Citigroup may feel more confident, but the bank is also leaving itself a little more vulnerable to big swings in markets and economies around the world. Cash on hand is critical for staving off runs on the bank during bad times.

The Federal Reserve has not commented publicly on Citigroup's liquidity, but earlier in March it approved the company's capital plan as strong enough to withstand a stress test. The US regulator is part of the international body that has drafted the new liquidity requirement that Citigroup exceeds.

"At the moment it is appropriate for Citi to take down their cash, but if we end up with very volatile capital markets and Citi is caught in that, then people will start to question them,_ said Charles Peabody of Portales Partners, a research firm for institutional investors.

Given Citi's huge problems in recent years it might seem surprising that it has so much leeway to reduce cash. By contrast JPMorgan, which maneuvered through the financial crisis less scathed than most major US banks, has estimated it is 17 per cent short of the expected Basel III levels, which are to be phased in by 2019.

Citigroup has had to be more conservative than JPMorgan because investors and regulators were less confident in it, but Citi's fortunes have turned, thanks in part to the US housing market stabilising.

During the financial crisis, while Citigroup struggled to survive, the US authorities turned to JPMorgan to help them salvage failed financial institutions.

Even as recently as a year ago, Moody's Investors Service cut Citigroup's ratings as part of a broader financial services review globally. In March of last year, the Federal Reserve publicly rejected Citigroup's capital plan. It was a blow to confidence in the bank, as well as a sign of Citigroup's strained relationships with regulators. Executives at Citigroup had other reasons to be cautious too, including the European debt crisis, and the bank's portfolio of troubled mortgage assets left from the financial crisis.

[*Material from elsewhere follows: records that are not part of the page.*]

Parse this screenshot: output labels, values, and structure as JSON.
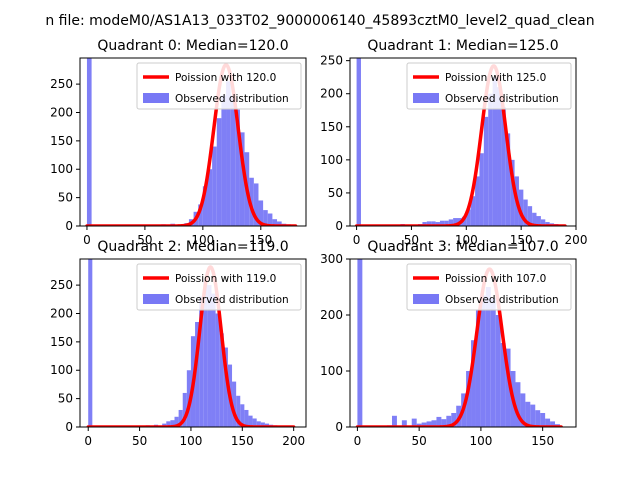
{
  "figure": {
    "suptitle": "n file: modeM0/AS1A13_033T02_9000006140_45893cztM0_level2_quad_clean",
    "colors": {
      "observed": "#7878f5",
      "poisson": "#ff0000"
    }
  },
  "chart_data": [
    {
      "type": "bar",
      "title": "Quadrant 0: Median=120.0",
      "xlabel": "",
      "ylabel": "",
      "xlim": [
        -6,
        189
      ],
      "ylim": [
        0,
        296
      ],
      "xticks": [
        0,
        50,
        100,
        150
      ],
      "yticks": [
        0,
        50,
        100,
        150,
        200,
        250
      ],
      "bin_width": 4,
      "legend": {
        "placement": "top-right",
        "poisson_label": "Poission with 120.0",
        "observed_label": "Observed distribution"
      },
      "series": [
        {
          "name": "Observed distribution",
          "kind": "histogram",
          "x": [
            0,
            36,
            60,
            64,
            72,
            80,
            84,
            88,
            92,
            96,
            100,
            104,
            108,
            112,
            116,
            120,
            124,
            128,
            132,
            136,
            140,
            144,
            148,
            152,
            156,
            160,
            164,
            168,
            172
          ],
          "values": [
            296,
            2,
            2,
            3,
            4,
            3,
            5,
            12,
            25,
            38,
            70,
            100,
            140,
            190,
            230,
            255,
            230,
            205,
            165,
            130,
            85,
            75,
            45,
            28,
            22,
            12,
            8,
            4,
            3
          ]
        },
        {
          "name": "Poission with 120.0",
          "kind": "poisson",
          "mean": 120.0,
          "peak": 284,
          "sigma": 10.5,
          "x_range": [
            0,
            180
          ]
        }
      ]
    },
    {
      "type": "bar",
      "title": "Quadrant 1: Median=125.0",
      "xlabel": "",
      "ylabel": "",
      "xlim": [
        -6,
        200
      ],
      "ylim": [
        0,
        254
      ],
      "xticks": [
        0,
        50,
        100,
        150,
        200
      ],
      "yticks": [
        0,
        50,
        100,
        150,
        200,
        250
      ],
      "bin_width": 4,
      "legend": {
        "placement": "top-right",
        "poisson_label": "Poission with 125.0",
        "observed_label": "Observed distribution"
      },
      "series": [
        {
          "name": "Observed distribution",
          "kind": "histogram",
          "x": [
            0,
            40,
            56,
            60,
            64,
            68,
            72,
            76,
            80,
            84,
            88,
            92,
            96,
            100,
            104,
            108,
            112,
            116,
            120,
            124,
            128,
            132,
            136,
            140,
            144,
            148,
            152,
            156,
            160,
            164,
            168,
            172,
            176,
            180,
            184
          ],
          "values": [
            254,
            3,
            3,
            6,
            7,
            7,
            6,
            8,
            8,
            10,
            12,
            12,
            14,
            25,
            45,
            75,
            110,
            165,
            200,
            225,
            210,
            180,
            140,
            100,
            75,
            55,
            40,
            30,
            20,
            15,
            10,
            6,
            4,
            3,
            2
          ]
        },
        {
          "name": "Poission with 125.0",
          "kind": "poisson",
          "mean": 125.0,
          "peak": 242,
          "sigma": 11.0,
          "x_range": [
            0,
            190
          ]
        }
      ]
    },
    {
      "type": "bar",
      "title": "Quadrant 2: Median=119.0",
      "xlabel": "",
      "ylabel": "",
      "xlim": [
        -8,
        212
      ],
      "ylim": [
        0,
        296
      ],
      "xticks": [
        0,
        50,
        100,
        150,
        200
      ],
      "yticks": [
        0,
        50,
        100,
        150,
        200,
        250
      ],
      "bin_width": 4,
      "legend": {
        "placement": "top-right",
        "poisson_label": "Poission with 119.0",
        "observed_label": "Observed distribution"
      },
      "series": [
        {
          "name": "Observed distribution",
          "kind": "histogram",
          "x": [
            0,
            56,
            64,
            72,
            76,
            80,
            84,
            88,
            92,
            96,
            100,
            104,
            108,
            112,
            116,
            120,
            124,
            128,
            132,
            136,
            140,
            144,
            148,
            152,
            156,
            160,
            164,
            168,
            172,
            176,
            180,
            184
          ],
          "values": [
            296,
            3,
            4,
            6,
            10,
            12,
            18,
            30,
            60,
            100,
            160,
            185,
            230,
            260,
            250,
            235,
            200,
            165,
            140,
            110,
            80,
            55,
            40,
            30,
            20,
            15,
            10,
            8,
            6,
            4,
            3,
            2
          ]
        },
        {
          "name": "Poission with 119.0",
          "kind": "poisson",
          "mean": 119.0,
          "peak": 282,
          "sigma": 10.4,
          "x_range": [
            0,
            200
          ]
        }
      ]
    },
    {
      "type": "bar",
      "title": "Quadrant 3: Median=107.0",
      "xlabel": "",
      "ylabel": "",
      "xlim": [
        -6,
        177
      ],
      "ylim": [
        0,
        300
      ],
      "xticks": [
        0,
        50,
        100,
        150
      ],
      "yticks": [
        0,
        100,
        200,
        300
      ],
      "bin_width": 4,
      "legend": {
        "placement": "top-right",
        "poisson_label": "Poission with 107.0",
        "observed_label": "Observed distribution"
      },
      "series": [
        {
          "name": "Observed distribution",
          "kind": "histogram",
          "x": [
            0,
            24,
            28,
            36,
            44,
            48,
            52,
            56,
            60,
            64,
            68,
            72,
            76,
            80,
            84,
            88,
            92,
            96,
            100,
            104,
            108,
            112,
            116,
            120,
            124,
            128,
            132,
            136,
            140,
            144,
            148,
            152,
            156,
            160
          ],
          "values": [
            300,
            3,
            20,
            12,
            15,
            6,
            8,
            10,
            12,
            18,
            14,
            20,
            25,
            38,
            60,
            100,
            155,
            210,
            235,
            250,
            230,
            200,
            150,
            140,
            100,
            80,
            60,
            45,
            40,
            30,
            25,
            15,
            10,
            5
          ]
        },
        {
          "name": "Poission with 107.0",
          "kind": "poisson",
          "mean": 107.0,
          "peak": 282,
          "sigma": 10.2,
          "x_range": [
            0,
            165
          ]
        }
      ]
    }
  ]
}
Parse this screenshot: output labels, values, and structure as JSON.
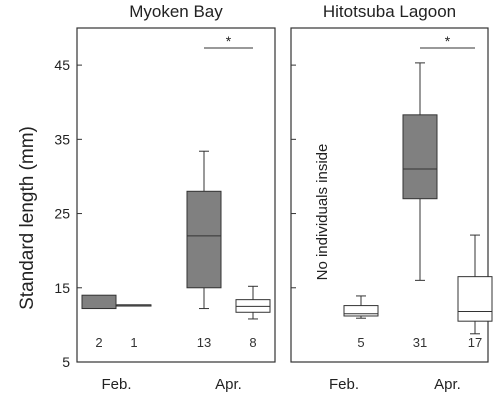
{
  "chart_data": {
    "type": "box",
    "ylabel": "Standard length (mm)",
    "ylim": [
      5,
      50
    ],
    "yticks": [
      5,
      15,
      25,
      35,
      45
    ],
    "colors": {
      "feb": "#808080",
      "apr_dark": "#808080",
      "apr_light": "#ffffff",
      "stroke": "#333333"
    },
    "panels": [
      {
        "title": "Myoken Bay",
        "categories": [
          "Feb.",
          "Apr."
        ],
        "note": "",
        "significance": "*",
        "boxes": [
          {
            "group": "Feb.",
            "fill": "dark",
            "min": 12.2,
            "q1": 12.2,
            "median": 12.2,
            "q3": 14.0,
            "max": 14.0,
            "n": "2"
          },
          {
            "group": "Feb.",
            "fill": "light",
            "min": 12.7,
            "q1": 12.7,
            "median": 12.7,
            "q3": 12.7,
            "max": 12.7,
            "n": "1"
          },
          {
            "group": "Apr.",
            "fill": "dark",
            "min": 12.2,
            "q1": 15.0,
            "median": 22.0,
            "q3": 28.0,
            "max": 33.4,
            "n": "13"
          },
          {
            "group": "Apr.",
            "fill": "light",
            "min": 10.8,
            "q1": 11.7,
            "median": 12.5,
            "q3": 13.4,
            "max": 15.2,
            "n": "8"
          }
        ]
      },
      {
        "title": "Hitotsuba Lagoon",
        "categories": [
          "Feb.",
          "Apr."
        ],
        "note": "No individuals inside",
        "significance": "*",
        "boxes": [
          {
            "group": "Feb.",
            "fill": "dark",
            "min": null,
            "q1": null,
            "median": null,
            "q3": null,
            "max": null,
            "n": ""
          },
          {
            "group": "Feb.",
            "fill": "light",
            "min": 10.9,
            "q1": 11.2,
            "median": 11.5,
            "q3": 12.6,
            "max": 13.9,
            "n": "5"
          },
          {
            "group": "Apr.",
            "fill": "dark",
            "min": 16.0,
            "q1": 27.0,
            "median": 31.0,
            "q3": 38.3,
            "max": 45.3,
            "n": "31"
          },
          {
            "group": "Apr.",
            "fill": "light",
            "min": 8.8,
            "q1": 10.5,
            "median": 11.8,
            "q3": 16.5,
            "max": 22.1,
            "n": "17"
          }
        ]
      }
    ]
  }
}
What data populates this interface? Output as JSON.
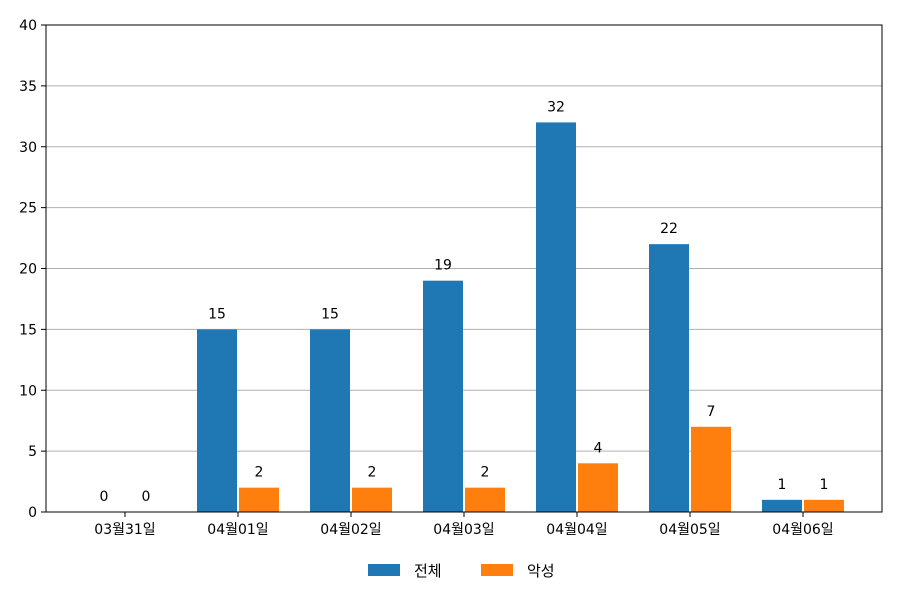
{
  "chart_data": {
    "type": "bar",
    "categories": [
      "03월31일",
      "04월01일",
      "04월02일",
      "04월03일",
      "04월04일",
      "04월05일",
      "04월06일"
    ],
    "series": [
      {
        "name": "전체",
        "color": "#1f77b4",
        "values": [
          0,
          15,
          15,
          19,
          32,
          22,
          1
        ]
      },
      {
        "name": "악성",
        "color": "#ff7f0e",
        "values": [
          0,
          2,
          2,
          2,
          4,
          7,
          1
        ]
      }
    ],
    "title": "",
    "xlabel": "",
    "ylabel": "",
    "ylim": [
      0,
      40
    ],
    "yticks": [
      0,
      5,
      10,
      15,
      20,
      25,
      30,
      35,
      40
    ],
    "grid": "y",
    "legend_placement": "bottom-center"
  }
}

But in recent months, the tide has turned. The bank has changed its leadership, pushing out Vikram Pandit and bringing in Michael Corbat, who has been assiduously building bridges with regulators. With the US housing market starting to recover, the bank's losses on its portfolio of bad assets are abating, and the bank passed the Fed's stress test this year. In fact, that test suggested that Citigroup is safer than JPMorgan now. The regulator approved a plan for Citigroup to return $1.2 billion of additional capital to shareholders.

The bank's liquidity pool has reflected this shift. At the end of March 2012, Citigroup had $421 billion of cash on deposit at central banks and other unencumbered liquid assets, enough to cover about 43 days of acute stress and equal to about 22 per cent of the bank's total assets, more than twice the percentage at the end of 2007 when the financial crisis had just taken hold.

In the middle of last year, as things started looking up for the bank, it quietly began to tap its liquidity, a move that accelerated in the fourth quarter as the company reduced its long-term debt by $32 billion and cut interest expense.

The draw left Citigroup's pool of liquid assets at $354 billion at year-end, $67 billion less than in March last year, but still at a level that CreditSights senior analyst David Hendler calls robust.

"You really don't need that much liquidity," said a bond investor at a large money management firm who buys Citi debt and who declined to be named. He called the pile "excessive".

Citigroup had $1.86 trillion of assets at the end of December.